‘Father, forgive’ is cope’s message

13 April 2017

Roderic Dunnett on a new Coventry symbol

Together at the cross: the cope by Terry Duffy brings together a photomontage in which the sufferings of Coventry and Dresden are united with the cross

Together at the cross: the cope by Terry Duffy brings together a photomontage in which the sufferings of Coventry and Dresden are united with the cros...

THE Coventry Dresden Cope, designed by internationally known artist, Terry Duffy, was blessed and worn for the first time this Lent, by the Bishop of Coventry, Dr Christopher Cocksworth.

The new cope is a very special artwork. Using a novel method, it brings together images depicting the destruction of both cities, in such a way as to promote hope and unity, where there was formerly bitter division, between two communities that suffered terribly on opposing sides during the Second World War.

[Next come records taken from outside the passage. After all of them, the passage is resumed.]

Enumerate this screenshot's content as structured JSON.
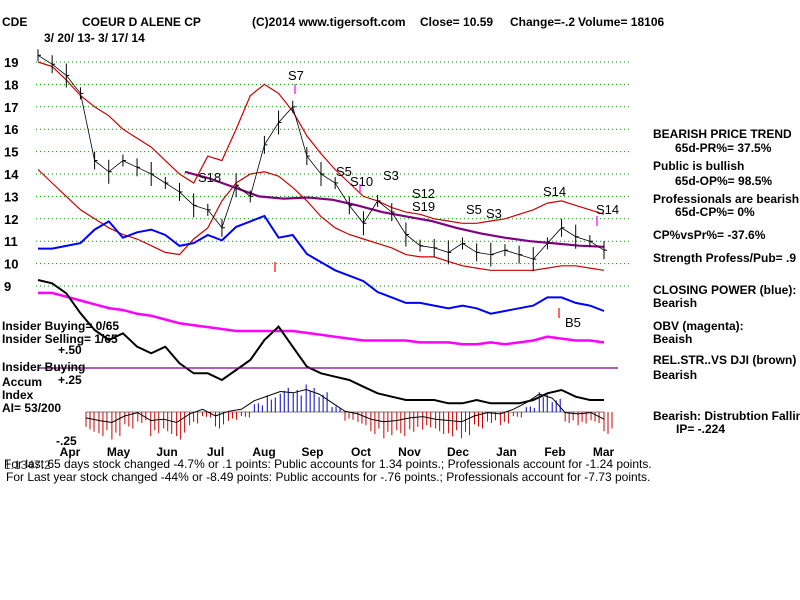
{
  "header": {
    "ticker": "CDE",
    "company": "COEUR D ALENE CP",
    "site": "(C)2014 www.tigersoft.com",
    "close": "Close=  10.59",
    "change": "Change=-.2",
    "volume": "Volume= 18106",
    "date_range": "3/ 20/ 13-  3/ 17/ 14"
  },
  "colors": {
    "price": "#000000",
    "bands": "#cc0000",
    "ma": "#800080",
    "closing_power": "#0000ff",
    "obv": "#ff00ff",
    "relstr": "#000000",
    "grid": "#009900",
    "accum_pos": "#0000cc",
    "accum_neg": "#cc0000",
    "signal": "#ff00ff"
  },
  "chart_data": {
    "type": "line",
    "title": "COEUR D ALENE CP",
    "y_ticks": [
      "19",
      "18",
      "17",
      "16",
      "15",
      "14",
      "13",
      "12",
      "11",
      "10",
      "9"
    ],
    "ylim": [
      9,
      19.5
    ],
    "months": [
      "Apr",
      "May",
      "Jun",
      "Jul",
      "Aug",
      "Sep",
      "Oct",
      "Nov",
      "Dec",
      "Jan",
      "Feb",
      "Mar"
    ],
    "price": [
      19.3,
      18.9,
      18.4,
      17.6,
      14.6,
      14.1,
      14.6,
      14.3,
      14.0,
      13.6,
      13.2,
      12.6,
      12.4,
      11.6,
      13.5,
      13.0,
      15.3,
      16.3,
      17.0,
      14.8,
      14.0,
      13.6,
      12.6,
      11.8,
      12.8,
      12.3,
      11.3,
      10.8,
      10.7,
      10.5,
      10.9,
      10.5,
      10.4,
      10.6,
      10.4,
      10.2,
      10.9,
      11.6,
      11.2,
      11.0,
      10.6
    ],
    "upper_band": [
      19.0,
      18.8,
      18.2,
      17.5,
      17.0,
      16.6,
      16.0,
      15.6,
      15.2,
      14.6,
      14.0,
      13.6,
      14.8,
      14.6,
      16.0,
      17.5,
      18.0,
      17.6,
      16.8,
      15.7,
      14.9,
      14.2,
      13.6,
      13.0,
      12.8,
      12.5,
      12.3,
      12.2,
      12.0,
      11.9,
      11.8,
      11.8,
      11.9,
      12.0,
      12.2,
      12.4,
      12.7,
      12.8,
      12.6,
      12.4,
      12.2
    ],
    "lower_band": [
      14.2,
      13.6,
      13.0,
      12.4,
      12.0,
      11.6,
      11.3,
      11.1,
      10.8,
      10.5,
      10.4,
      11.1,
      11.6,
      12.8,
      13.6,
      14.0,
      14.1,
      13.9,
      13.4,
      12.8,
      12.1,
      11.6,
      11.3,
      11.1,
      10.9,
      10.7,
      10.4,
      10.3,
      10.3,
      10.1,
      9.9,
      9.8,
      9.7,
      9.7,
      9.7,
      9.7,
      9.8,
      9.9,
      9.9,
      9.8,
      9.7
    ],
    "ma": [
      14.1,
      13.8,
      13.4,
      13.0,
      12.9,
      12.95,
      12.85,
      12.6,
      12.3,
      12.1,
      11.9,
      11.6,
      11.35,
      11.15,
      11.0,
      10.9,
      10.8,
      10.75
    ],
    "closing_power_pct": [
      100,
      100,
      101,
      102,
      107,
      110,
      104,
      106,
      107,
      105,
      101,
      102,
      105,
      103,
      108,
      110,
      112,
      104,
      105,
      98,
      95,
      92,
      90,
      88,
      84,
      82,
      80,
      80,
      79,
      78,
      79,
      78,
      76,
      77,
      78,
      79,
      82,
      82,
      80,
      79,
      77
    ],
    "obv_pct": [
      100,
      100,
      98,
      96,
      94,
      92,
      91,
      89,
      88,
      86,
      84,
      83,
      82,
      81,
      80,
      80,
      80,
      80,
      80,
      79,
      78,
      77,
      76,
      75,
      75,
      75,
      75,
      74,
      74,
      74,
      73,
      73,
      74,
      73,
      74,
      75,
      77,
      76,
      75,
      75,
      74
    ],
    "relstr_pct": [
      100,
      99,
      96,
      90,
      85,
      82,
      84,
      80,
      78,
      80,
      75,
      72,
      72,
      70,
      73,
      76,
      82,
      86,
      80,
      74,
      72,
      71,
      70,
      68,
      66,
      65,
      64,
      64,
      64,
      63,
      63,
      64,
      63,
      63,
      63,
      64,
      66,
      67,
      65,
      64,
      64
    ],
    "accum": [
      -0.18,
      -0.22,
      -0.25,
      -0.15,
      -0.1,
      -0.22,
      -0.2,
      -0.25,
      -0.12,
      -0.05,
      -0.15,
      -0.08,
      -0.05,
      0.08,
      0.15,
      0.22,
      0.2,
      0.25,
      0.18,
      0.05,
      -0.08,
      -0.12,
      -0.2,
      -0.24,
      -0.22,
      -0.18,
      -0.16,
      -0.2,
      -0.22,
      -0.24,
      -0.15,
      -0.1,
      -0.12,
      -0.05,
      0.05,
      0.18,
      0.12,
      -0.1,
      -0.12,
      -0.1,
      -0.2
    ],
    "accum_scale": [
      "+.50",
      "+.25",
      "-.25"
    ],
    "signals": [
      "S7",
      "S5",
      "S10",
      "S3",
      "S18",
      "S12",
      "S19",
      "S5",
      "S3",
      "S14",
      "S14",
      "B5"
    ]
  },
  "indicator_labels": {
    "insider_buying": "Insider Buying= 0/65",
    "insider_selling": "Insider Selling= 1/65",
    "insider_buying2": "Insider Buying",
    "accum": "Accum",
    "index": "Index",
    "ai": "AI= 53/200"
  },
  "right_panel": {
    "bearish_trend": "BEARISH PRICE TREND",
    "pr": "65d-PR%= 37.5%",
    "public_bullish": "Public is bullish",
    "op": "65d-OP%= 98.5%",
    "prof_bearish": "Professionals are bearish",
    "cp": "65d-CP%= 0%",
    "cp_vs_pr": "CP%vsPr%= -37.6%",
    "strength": "Strength Profess/Pub= .9",
    "closing_power": "CLOSING POWER (blue):",
    "cp_state": "Bearish",
    "obv": "OBV (magenta):",
    "obv_state": "Beaish",
    "relstr": "REL.STR..VS DJI (brown)",
    "relstr_state": "Bearish",
    "distribution": "Bearish: Distrubtion Falling",
    "ip": "IP= -.224"
  },
  "footer": {
    "line1": "For last  65 days stock changed -4.7% or  .1 points:  Public accounts for  1.34 points.;  Professionals account for -1.24 points.",
    "line2": "For Last year stock changed -44% or -8.49 points:  Public accounts for -.76 points.;  Professionals account for -7.73 points.",
    "overprint": "1.1347.2"
  }
}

Special significance lies in its proclaiming, in English and German, the words that were inscribed by Provost Howard amid the ash of the bombed St Michael’s Cathedral: “Father forgive”: “Vater vergib”. Those words provided the inspiration for the spirit of reconciliation which the new Coventry Cathedral, itself a work of art, came to epitomise.

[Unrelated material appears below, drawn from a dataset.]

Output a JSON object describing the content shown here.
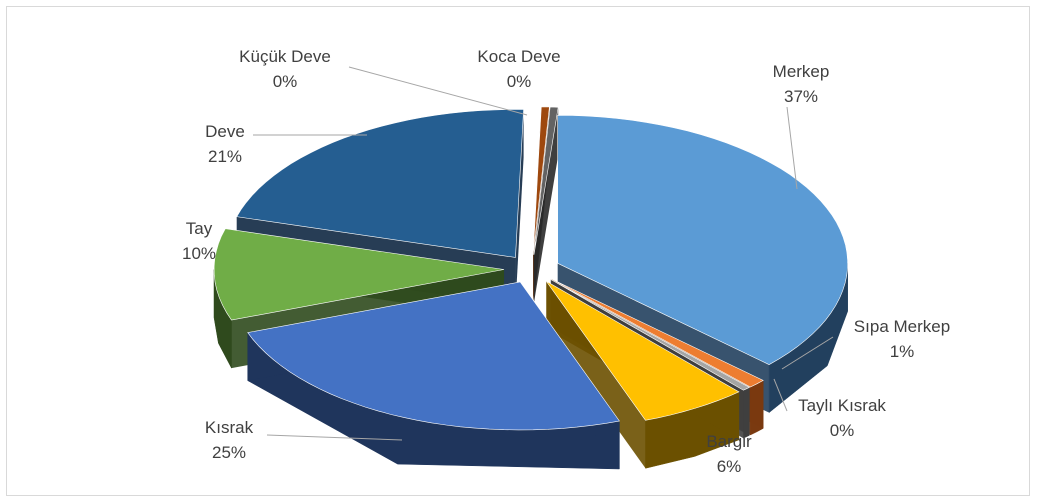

What is new is that photographic images of actual events of the war, directly reproduced on the garment by complex digital means rather than embroidered, are at the heart of Terry Duffy’s artwork.

Central to the artistic design, or photomontage, is a reproduction of the massive 14ft cross originally created by Duffy in 1981-83, proclaiming “Victim, no resurrection”, which was seen in England and as far away as Cape Town, where it symbolised the anniversary of the end of apartheid, and New York.

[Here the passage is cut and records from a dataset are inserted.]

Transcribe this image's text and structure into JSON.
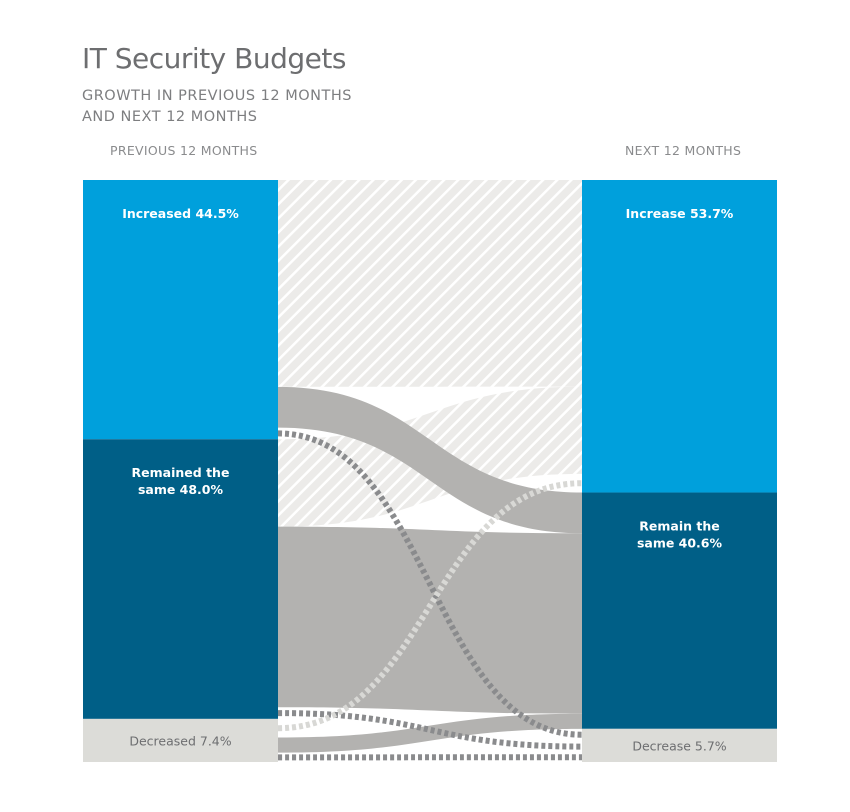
{
  "title": "IT Security Budgets",
  "subtitle": "GROWTH IN PREVIOUS 12 MONTHS\nAND NEXT 12 MONTHS",
  "left_header": "PREVIOUS 12 MONTHS",
  "right_header": "NEXT 12 MONTHS",
  "colors": {
    "increase": "#00a0dc",
    "same": "#005f87",
    "decrease": "#dcdcd8",
    "flow": "#b3b2b0",
    "hatch_line": "#c8c7c5",
    "dash": "#8a8b8d",
    "dash_light": "#d8d8d5"
  },
  "chart_data": {
    "type": "sankey",
    "title": "IT Security Budgets",
    "subtitle": "GROWTH IN PREVIOUS 12 MONTHS AND NEXT 12 MONTHS",
    "left": {
      "header": "PREVIOUS 12 MONTHS",
      "nodes": [
        {
          "key": "increase",
          "label_line1": "Increased 44.5%",
          "label_line2": "",
          "value": 44.5
        },
        {
          "key": "same",
          "label_line1": "Remained the",
          "label_line2": "same 48.0%",
          "value": 48.0
        },
        {
          "key": "decrease",
          "label_line1": "Decreased 7.4%",
          "label_line2": "",
          "value": 7.4
        }
      ]
    },
    "right": {
      "header": "NEXT 12 MONTHS",
      "nodes": [
        {
          "key": "increase",
          "label_line1": "Increase 53.7%",
          "label_line2": "",
          "value": 53.7
        },
        {
          "key": "same",
          "label_line1": "Remain the",
          "label_line2": "same 40.6%",
          "value": 40.6
        },
        {
          "key": "decrease",
          "label_line1": "Decrease 5.7%",
          "label_line2": "",
          "value": 5.7
        }
      ]
    },
    "flows": [
      {
        "from": "increase",
        "to": "increase",
        "value": 35.5,
        "style": "hatch"
      },
      {
        "from": "increase",
        "to": "same",
        "value": 7.0,
        "style": "solid"
      },
      {
        "from": "increase",
        "to": "decrease",
        "value": 2.0,
        "style": "dash"
      },
      {
        "from": "same",
        "to": "increase",
        "value": 15.0,
        "style": "hatch"
      },
      {
        "from": "same",
        "to": "same",
        "value": 31.0,
        "style": "solid"
      },
      {
        "from": "same",
        "to": "decrease",
        "value": 2.0,
        "style": "dash"
      },
      {
        "from": "decrease",
        "to": "increase",
        "value": 3.2,
        "style": "dash_light"
      },
      {
        "from": "decrease",
        "to": "same",
        "value": 2.6,
        "style": "solid"
      },
      {
        "from": "decrease",
        "to": "decrease",
        "value": 1.6,
        "style": "dash"
      }
    ]
  }
}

This new cope memorably depicts the brutal destruction of both Coventry and Dresden. On the left, it shows the visit by Winston Churchill to Coventry’s bombed-out cathedral, and, above that, the statue by Jacob Epstein of St Michael overcoming the devil, which is now sited close to the cathedral’s north-west door. On the right, Duffy depicts the ruins of Dresden, with a British bomber glowering overhead, and the doomed Frauenkirche or cathedral — then soon to collapse, but now wondrously restored — looming over the city.

One poignant detail below the cross shows a young German soldier assisting an old lady, father, and child. A commanding mother with child also features at top left, and at bottom right, the statue of Truth and Justice from Dresden Town Hall, which survived the bombing.

A large painting by Duffy, its predominant image evoking a blue cope, went on display in the Kreuzkirche in Dresden in 2015, the 70th anniversary of the bombing. This generated the idea that imagery of the Dresden and Coventry bombings might be projected on to an actual cope, to betoken the unifying of the two cities in past suffering, fresh hope, and phoenix-like resurgence.

The fabric used is silk and poplin, while the bold and striking background, as in the painting, is Coventry blue — amazingly, the artist says, it turned out there is such a colour.

”To me,” Duffy says, “it’s an important step forward in the democratisation of the Church. The Bishop wears the reality: the imagery of war is not merely implied but actually displayed. It pays homage to a centuries-old tradition, but by employing entirely new means.”